Surgical Endoscopy

, Volume 30, Issue 11, pp 5034–5043 | Cite as

Gaze entropy reflects surgical task load

  • Leandro L. Di StasiEmail author
  • Carolina Diaz-PiedraEmail author
  • Héctor Rieiro
  • José M. Sánchez Carrión
  • Mercedes Martin Berrido
  • Gonzalo Olivares
  • Andrés Catena



Task (over-)load imposed on surgeons is a main contributing factor to surgical errors. Recent research has shown that gaze metrics represent a valid and objective index to asses operator task load in non-surgical scenarios. Thus, gaze metrics have the potential to improve workplace safety by providing accurate measurements of task load variations. However, the direct relationship between gaze metrics and surgical task load has not been investigated yet. We studied the effects of surgical task complexity on the gaze metrics of surgical trainees.


We recorded the eye movements of 18 surgical residents, using a mobile eye tracker system, during the performance of three high-fidelity virtual simulations of laparoscopic exercises of increasing complexity level: Clip Applying exercise, Cutting Big exercise, and Translocation of Objects exercise. We also measured performance accuracy and subjective rating of complexity.


Gaze entropy and velocity linearly increased with increased task complexity: Visual exploration pattern became less stereotyped (i.e., more random) and faster during the more complex exercises. Residents performed better the Clip Applying exercise and the Cutting Big exercise than the Translocation of Objects exercise and their perceived task complexity differed accordingly.


Our data show that gaze metrics are a valid and reliable surgical task load index. These findings have potential impacts to improve patient safety by providing accurate measurements of surgeon task (over-)load and might provide future indices to assess residents’ learning curves, independently of expensive virtual simulators or time-consuming expert evaluation.
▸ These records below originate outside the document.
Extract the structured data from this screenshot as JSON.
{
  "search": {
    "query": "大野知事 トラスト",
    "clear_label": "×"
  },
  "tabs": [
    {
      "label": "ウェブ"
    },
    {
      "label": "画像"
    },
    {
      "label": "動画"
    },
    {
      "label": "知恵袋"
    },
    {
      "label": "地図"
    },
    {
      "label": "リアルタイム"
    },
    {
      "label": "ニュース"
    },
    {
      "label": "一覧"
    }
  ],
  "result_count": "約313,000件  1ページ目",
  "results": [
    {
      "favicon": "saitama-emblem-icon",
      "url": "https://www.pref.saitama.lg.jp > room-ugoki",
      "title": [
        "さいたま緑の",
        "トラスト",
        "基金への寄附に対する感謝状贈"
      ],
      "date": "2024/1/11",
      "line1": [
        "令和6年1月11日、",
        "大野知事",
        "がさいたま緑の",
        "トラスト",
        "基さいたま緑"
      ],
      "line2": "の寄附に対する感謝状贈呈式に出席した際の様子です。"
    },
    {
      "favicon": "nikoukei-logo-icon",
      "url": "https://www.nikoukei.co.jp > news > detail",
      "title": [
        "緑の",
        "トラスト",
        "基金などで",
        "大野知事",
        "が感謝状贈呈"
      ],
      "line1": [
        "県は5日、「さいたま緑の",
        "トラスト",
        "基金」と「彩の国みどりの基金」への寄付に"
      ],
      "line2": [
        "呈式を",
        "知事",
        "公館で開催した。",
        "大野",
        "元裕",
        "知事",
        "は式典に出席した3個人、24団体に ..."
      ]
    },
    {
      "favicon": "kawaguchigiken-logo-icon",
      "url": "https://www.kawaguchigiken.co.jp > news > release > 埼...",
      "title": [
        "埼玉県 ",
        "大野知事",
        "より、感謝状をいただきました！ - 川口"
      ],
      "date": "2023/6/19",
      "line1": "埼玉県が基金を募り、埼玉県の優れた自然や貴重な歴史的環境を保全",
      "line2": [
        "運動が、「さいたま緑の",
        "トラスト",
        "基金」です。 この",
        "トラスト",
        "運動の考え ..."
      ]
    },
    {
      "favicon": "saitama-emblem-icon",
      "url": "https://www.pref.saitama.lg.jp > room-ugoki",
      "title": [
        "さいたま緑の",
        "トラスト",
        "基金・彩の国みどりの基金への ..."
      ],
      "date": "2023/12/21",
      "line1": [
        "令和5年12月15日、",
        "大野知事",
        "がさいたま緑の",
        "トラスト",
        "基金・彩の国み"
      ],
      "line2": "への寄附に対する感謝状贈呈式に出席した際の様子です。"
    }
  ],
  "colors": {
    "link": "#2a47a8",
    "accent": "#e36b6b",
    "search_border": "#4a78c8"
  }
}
Eye metrics Neuroergonomics Surgical skills assessment Patient safety Saccades 



We thank the Tobii Group for the EyeTrackAwards Stipend awarded to LLDS, and the IAVANTE staff (Andalusian Public Foundation for Progress and Health) for their help during the data collection. This study was funded by the Campus of International Excellence (BioTic Granada) Research Programme (Research Project V7-2015 to CDP). The project was approved by the Talentia Postdoc Program launched by the Andalusian Knowledge Agency, co-funded by the European Commission’s 7th Framework Programme for Research and Technological Development—Marie Skłodowska-Curie actions—and the Andalusian Department of Economy, Innovation, Science and Employment (COFUND—Grant Agreement No. 267226 to LLDS). Research by LLDS is funded by the BBVA Foundation Program for Research, Innovation, and Cultural Creation (Grant No. 2015-2). CDP is supported by a UGR Postdoctoral Fellowship (2013 University of Granada Research Plan). Research by AC is funded by a Spanish Ministry of Economy and Competitiveness grant (PSI2012-39292 to AC). Research by LLDS, CDP, and AC is funded by a Spanish Department of Transportation grant (SPIP2014-1426 to LLDS).

Compliance with ethical standards


Leandro L. Di Stasi, Carolina Diaz-Piedra, Héctor Rieiro, José M. Sánchez Carrión, Mercedes Martin Berrido, Gonzalo Olivares, and Andrés Catena have no conflicts of interest or financial ties to disclose.

Supplementary material

464_2016_4851_MOESM1_ESM.docx (514 kb)
Supplementary material 1 (DOCX 513 kb)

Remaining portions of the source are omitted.